Opinião

Risco nas contas externas

Editorial do Estadão
Os candidatos à Presidência deveriam preocupar-se desde já com a situação das contas externas. Seus programas deveriam incluir medidas para controlar o déficit na conta corrente do balanço de pagamentos, um buraco estimado pelo mercado financeiro em US$ 48 bilhões em 2010 e em US$ 59 bilhões em 2011. Com a economia de novo em crescimento, esse buraco poderá transformar-se num rombo difícil de cobrir. O aumento das importações é inevitável, mas ninguém pode dizer se as exportações crescerão em ritmo suficiente para garantir um mínimo de segurança cambial. Quem já se preocupava com a evolução das contas externas teve mais um motivo de inquietação com a entrevista do presidente do Banco Central (BC), Henrique Meirelles, publicada no Estado de quarta-feira.

"No curto prazo, digamos neste ano e possivelmente no próximo, o déficit em conta corrente brasileiro será financiado pelo investimento estrangeiro direto", disse o presidente do BC. "De outro lado, se o déficit em conta corrente continuar a aumentar e for objeto de preocupação, para isso temos o câmbio flutuante. A combinação de câmbio flutuante com reservas elevadas é adequada para que agentes refaçam projeções, de forma que as taxas de câmbio sejam ajustadas a níveis sustentáveis", acrescentou.

O otimismo é parte do papel de qualquer autoridade econômica. Além disso, o ajuste do setor externo é certamente mais fácil com o câmbio flutuante. O argumento do entrevistado é muito respeitável. Mas nada garante um ajuste suave, mesmo com esse regime cambial. Além disso, o financiamento da conta corrente é apenas parte de um problema bem mais amplo.

A conta corrente do balanço de pagamentos é composta de três itens: a balança comercial de mercadorias, a de serviços e a de transferências unilaterais. A primeira é tradicionalmente superavitária, mas, quando acumulou déficits, o resultado foi desastroso. A segunda é estruturalmente deficitária (contas de viagens, fretes, seguros, juros, lucros e dividendos, royalties e assistência técnica). A terceira é normalmente superavitária (graças ao dinheiro remetido por trabalhadores brasileiros no exterior). Quando esse conjunto é deficitário, o buraco é coberto com dinheiro recebido via balança de capitais (investimentos diretos, aplicações financeiras e empréstimos) ou com o uso de reservas cambiais.

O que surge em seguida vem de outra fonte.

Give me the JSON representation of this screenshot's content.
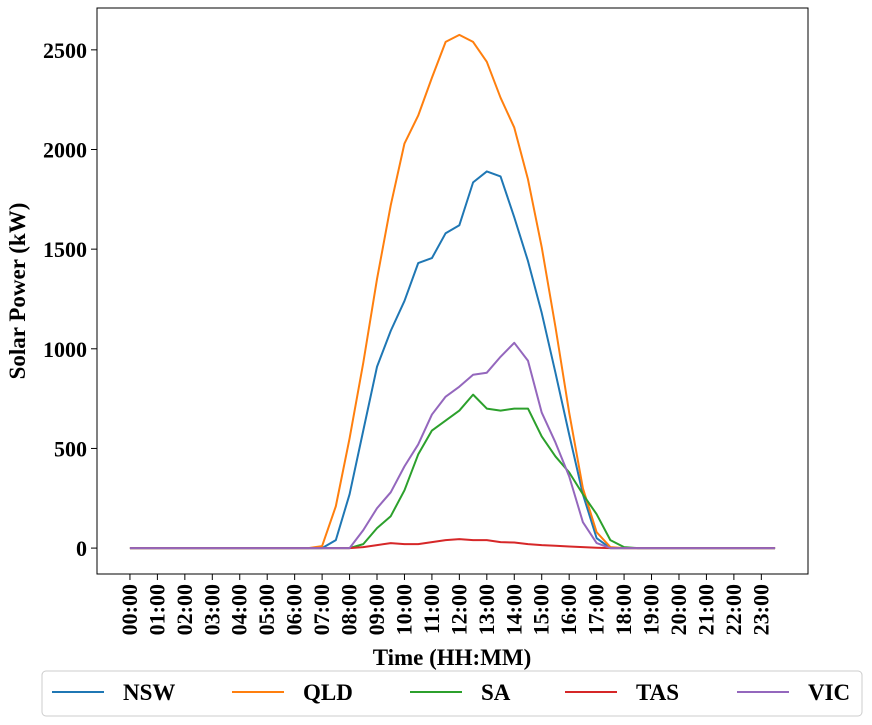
{
  "chart_data": {
    "type": "line",
    "title": "",
    "xlabel": "Time (HH:MM)",
    "ylabel": "Solar Power (kW)",
    "ylim": [
      -130,
      2710
    ],
    "yticks": [
      0,
      500,
      1000,
      1500,
      2000,
      2500
    ],
    "xtick_labels": [
      "00:00",
      "01:00",
      "02:00",
      "03:00",
      "04:00",
      "05:00",
      "06:00",
      "07:00",
      "08:00",
      "09:00",
      "10:00",
      "11:00",
      "12:00",
      "13:00",
      "14:00",
      "15:00",
      "16:00",
      "17:00",
      "18:00",
      "19:00",
      "20:00",
      "21:00",
      "22:00",
      "23:00"
    ],
    "x": [
      0,
      0.5,
      1,
      1.5,
      2,
      2.5,
      3,
      3.5,
      4,
      4.5,
      5,
      5.5,
      6,
      6.5,
      7,
      7.5,
      8,
      8.5,
      9,
      9.5,
      10,
      10.5,
      11,
      11.5,
      12,
      12.5,
      13,
      13.5,
      14,
      14.5,
      15,
      15.5,
      16,
      16.5,
      17,
      17.5,
      18,
      18.5,
      19,
      19.5,
      20,
      20.5,
      21,
      21.5,
      22,
      22.5,
      23,
      23.5
    ],
    "legend_position": "bottom-outside",
    "grid": false,
    "series": [
      {
        "name": "NSW",
        "color": "#1f77b4",
        "values": [
          0,
          0,
          0,
          0,
          0,
          0,
          0,
          0,
          0,
          0,
          0,
          0,
          0,
          0,
          0,
          40,
          270,
          590,
          910,
          1090,
          1240,
          1430,
          1455,
          1580,
          1620,
          1835,
          1890,
          1865,
          1660,
          1440,
          1180,
          880,
          570,
          270,
          50,
          0,
          0,
          0,
          0,
          0,
          0,
          0,
          0,
          0,
          0,
          0,
          0,
          0
        ]
      },
      {
        "name": "QLD",
        "color": "#ff7f0e",
        "values": [
          0,
          0,
          0,
          0,
          0,
          0,
          0,
          0,
          0,
          0,
          0,
          0,
          0,
          0,
          10,
          210,
          550,
          930,
          1350,
          1720,
          2030,
          2170,
          2360,
          2540,
          2575,
          2540,
          2440,
          2260,
          2110,
          1850,
          1510,
          1110,
          680,
          300,
          80,
          5,
          0,
          0,
          0,
          0,
          0,
          0,
          0,
          0,
          0,
          0,
          0,
          0
        ]
      },
      {
        "name": "SA",
        "color": "#2ca02c",
        "values": [
          0,
          0,
          0,
          0,
          0,
          0,
          0,
          0,
          0,
          0,
          0,
          0,
          0,
          0,
          0,
          0,
          0,
          20,
          100,
          160,
          290,
          470,
          590,
          640,
          690,
          770,
          700,
          690,
          700,
          700,
          560,
          460,
          380,
          270,
          170,
          40,
          5,
          0,
          0,
          0,
          0,
          0,
          0,
          0,
          0,
          0,
          0,
          0
        ]
      },
      {
        "name": "TAS",
        "color": "#d62728",
        "values": [
          0,
          0,
          0,
          0,
          0,
          0,
          0,
          0,
          0,
          0,
          0,
          0,
          0,
          0,
          0,
          0,
          0,
          5,
          15,
          25,
          20,
          20,
          30,
          40,
          45,
          40,
          40,
          30,
          28,
          20,
          15,
          12,
          8,
          5,
          2,
          0,
          0,
          0,
          0,
          0,
          0,
          0,
          0,
          0,
          0,
          0,
          0,
          0
        ]
      },
      {
        "name": "VIC",
        "color": "#9467bd",
        "values": [
          0,
          0,
          0,
          0,
          0,
          0,
          0,
          0,
          0,
          0,
          0,
          0,
          0,
          0,
          0,
          0,
          0,
          90,
          200,
          280,
          410,
          520,
          670,
          760,
          810,
          870,
          880,
          960,
          1030,
          940,
          680,
          530,
          360,
          130,
          25,
          0,
          0,
          0,
          0,
          0,
          0,
          0,
          0,
          0,
          0,
          0,
          0,
          0
        ]
      }
    ]
  }
}
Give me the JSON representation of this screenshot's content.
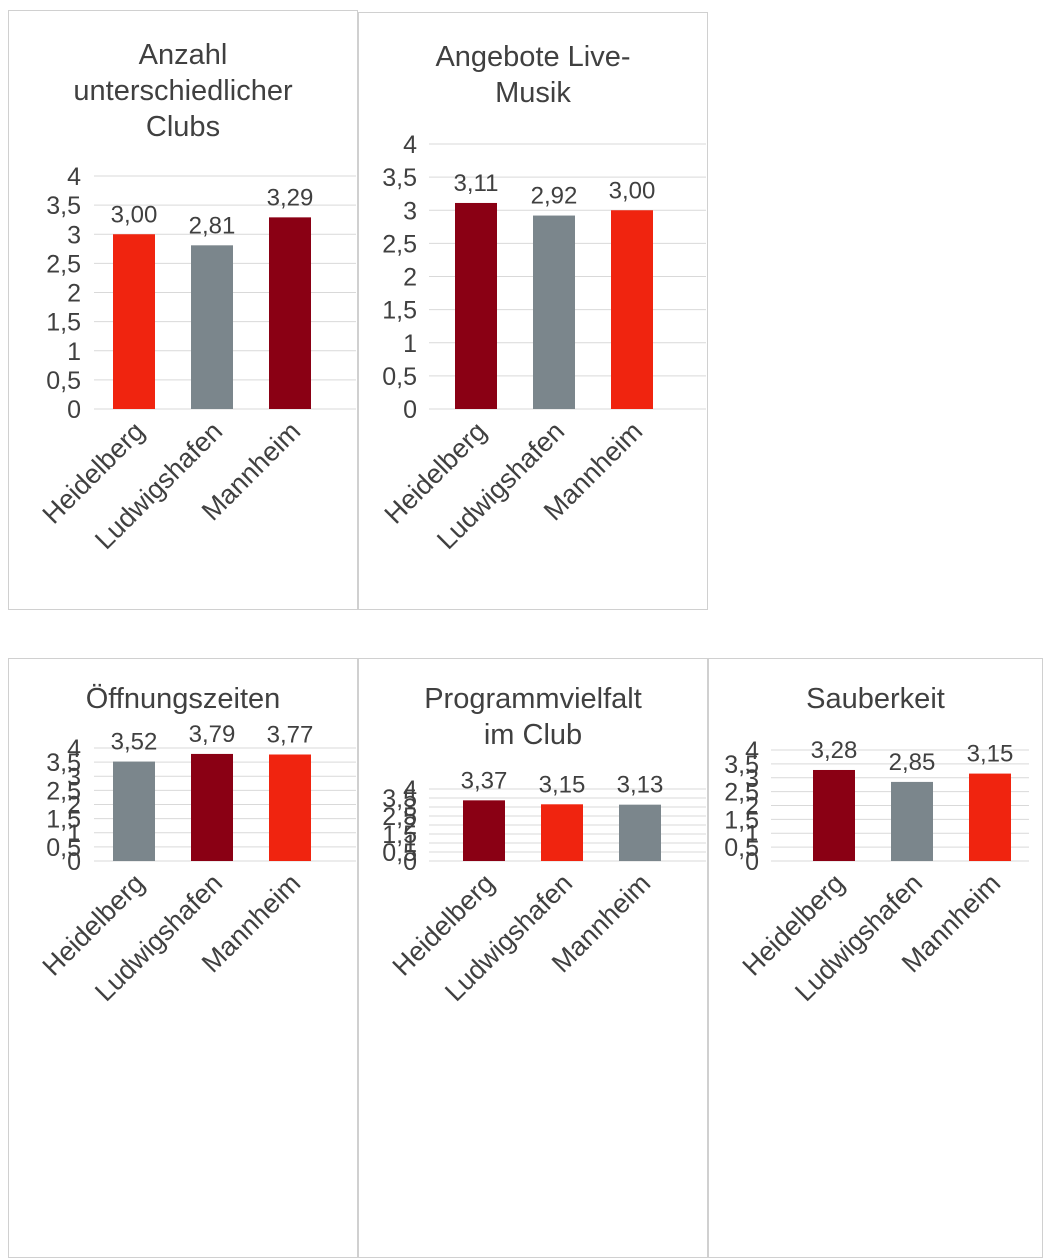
{
  "colors": {
    "red": "#f0240f",
    "darkred": "#8a0014",
    "gray": "#7b868c",
    "grid": "#d9d9d9",
    "text": "#404040"
  },
  "chart_data": [
    {
      "type": "bar",
      "title": "Anzahl unterschiedlicher Clubs",
      "title_lines": [
        "Anzahl",
        "unterschiedlicher",
        "Clubs"
      ],
      "categories": [
        "Heidelberg",
        "Ludwigshafen",
        "Mannheim"
      ],
      "values": [
        3.0,
        2.81,
        3.29
      ],
      "value_labels": [
        "3,00",
        "2,81",
        "3,29"
      ],
      "bar_colors": [
        "red",
        "gray",
        "darkred"
      ],
      "ylim": [
        0,
        4
      ],
      "yticks": [
        "0",
        "0,5",
        "1",
        "1,5",
        "2",
        "2,5",
        "3",
        "3,5",
        "4"
      ],
      "grid": true
    },
    {
      "type": "bar",
      "title": "Angebote Live-Musik",
      "title_lines": [
        "Angebote Live-",
        "Musik"
      ],
      "categories": [
        "Heidelberg",
        "Ludwigshafen",
        "Mannheim"
      ],
      "values": [
        3.11,
        2.92,
        3.0
      ],
      "value_labels": [
        "3,11",
        "2,92",
        "3,00"
      ],
      "bar_colors": [
        "darkred",
        "gray",
        "red"
      ],
      "ylim": [
        0,
        4
      ],
      "yticks": [
        "0",
        "0,5",
        "1",
        "1,5",
        "2",
        "2,5",
        "3",
        "3,5",
        "4"
      ],
      "grid": true
    },
    {
      "type": "bar",
      "title": "Öffnungszeiten",
      "title_lines": [
        "Öffnungszeiten"
      ],
      "categories": [
        "Heidelberg",
        "Ludwigshafen",
        "Mannheim"
      ],
      "values": [
        3.52,
        3.79,
        3.77
      ],
      "value_labels": [
        "3,52",
        "3,79",
        "3,77"
      ],
      "bar_colors": [
        "gray",
        "darkred",
        "red"
      ],
      "ylim": [
        0,
        4
      ],
      "yticks": [
        "0",
        "0,5",
        "1",
        "1,5",
        "2",
        "2,5",
        "3",
        "3,5",
        "4"
      ],
      "grid": true
    },
    {
      "type": "bar",
      "title": "Programmvielfalt im Club",
      "title_lines": [
        "Programmvielfalt",
        "im Club"
      ],
      "categories": [
        "Heidelberg",
        "Ludwigshafen",
        "Mannheim"
      ],
      "values": [
        3.37,
        3.15,
        3.13
      ],
      "value_labels": [
        "3,37",
        "3,15",
        "3,13"
      ],
      "bar_colors": [
        "darkred",
        "red",
        "gray"
      ],
      "ylim": [
        0,
        4
      ],
      "yticks": [
        "0",
        "0,5",
        "1",
        "1,5",
        "2",
        "2,5",
        "3",
        "3,5",
        "4"
      ],
      "grid": true
    },
    {
      "type": "bar",
      "title": "Sauberkeit",
      "title_lines": [
        "Sauberkeit"
      ],
      "categories": [
        "Heidelberg",
        "Ludwigshafen",
        "Mannheim"
      ],
      "values": [
        3.28,
        2.85,
        3.15
      ],
      "value_labels": [
        "3,28",
        "2,85",
        "3,15"
      ],
      "bar_colors": [
        "darkred",
        "gray",
        "red"
      ],
      "ylim": [
        0,
        4
      ],
      "yticks": [
        "0",
        "0,5",
        "1",
        "1,5",
        "2",
        "2,5",
        "3",
        "3,5",
        "4"
      ],
      "grid": true
    }
  ]
}
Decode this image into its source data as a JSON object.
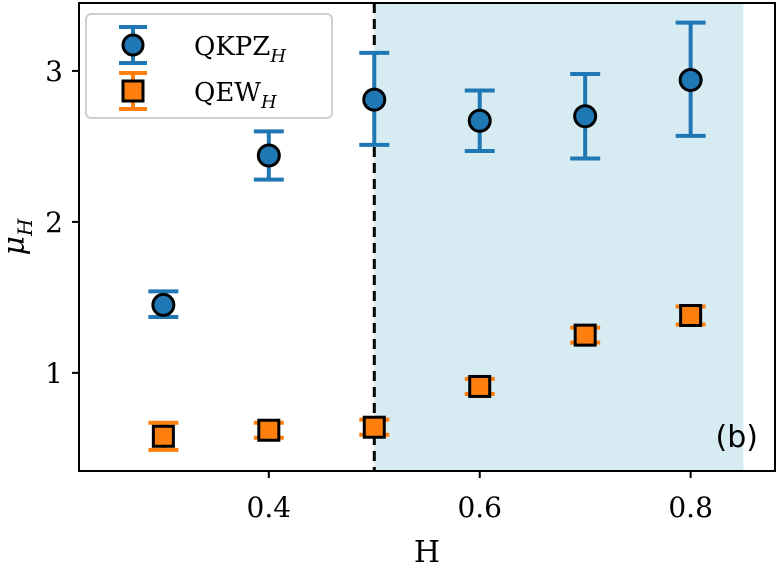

O investimento estrangeiro direto não envolve endividamento e, além disso, é mais confiável que as aplicações em papéis. Estas são mandadas de volta mais prontamente, diante de qualquer piora no cenário. Aqueles investimentos acabam resultando, no entanto, em remessas de lucros. Até aí, tudo certo. Quem investe espera ganhar num prazo razoável. Mas o envio de lucros tende a acelerar-se em caso de insegurança ou quando a matriz precisa de dinheiro com urgência.

A mudança no fluxo de capitais pode ser repentina. Quando ocorre, o câmbio se desvaloriza. Isso favorece as exportações e dificulta as importações, mas as firmas exportadoras podem estar despreparadas para uma reação imediata. Esse atraso pode ser particularmente grave quando o câmbio, valorizado por muito tempo, facilitou a ocupação de amplas fatias de mercado por fornecedores estrangeiros. Nesse caso, o ajuste pode ser demorado e penoso.

O câmbio tem prejudicado os produtores brasileiros, mas isso é só uma parte da história. As empresas enfrentam graves desvantagens, por causa de vários problemas bem conhecidos - o famigerado "custo Brasil". A tendência ao desajuste externo é em parte explicável, portanto, por deficiências microeconômicas. Os economistas tendem a valorizar as causas macroeconômicas e apontam a insuficiência da poupança interna. Essa insuficiência é inegável, mas é possível atenuá-la por meio de uma política fiscal mais séria (sem desperdícios, por exemplo, com uma inflada e custosa máquina administrativa).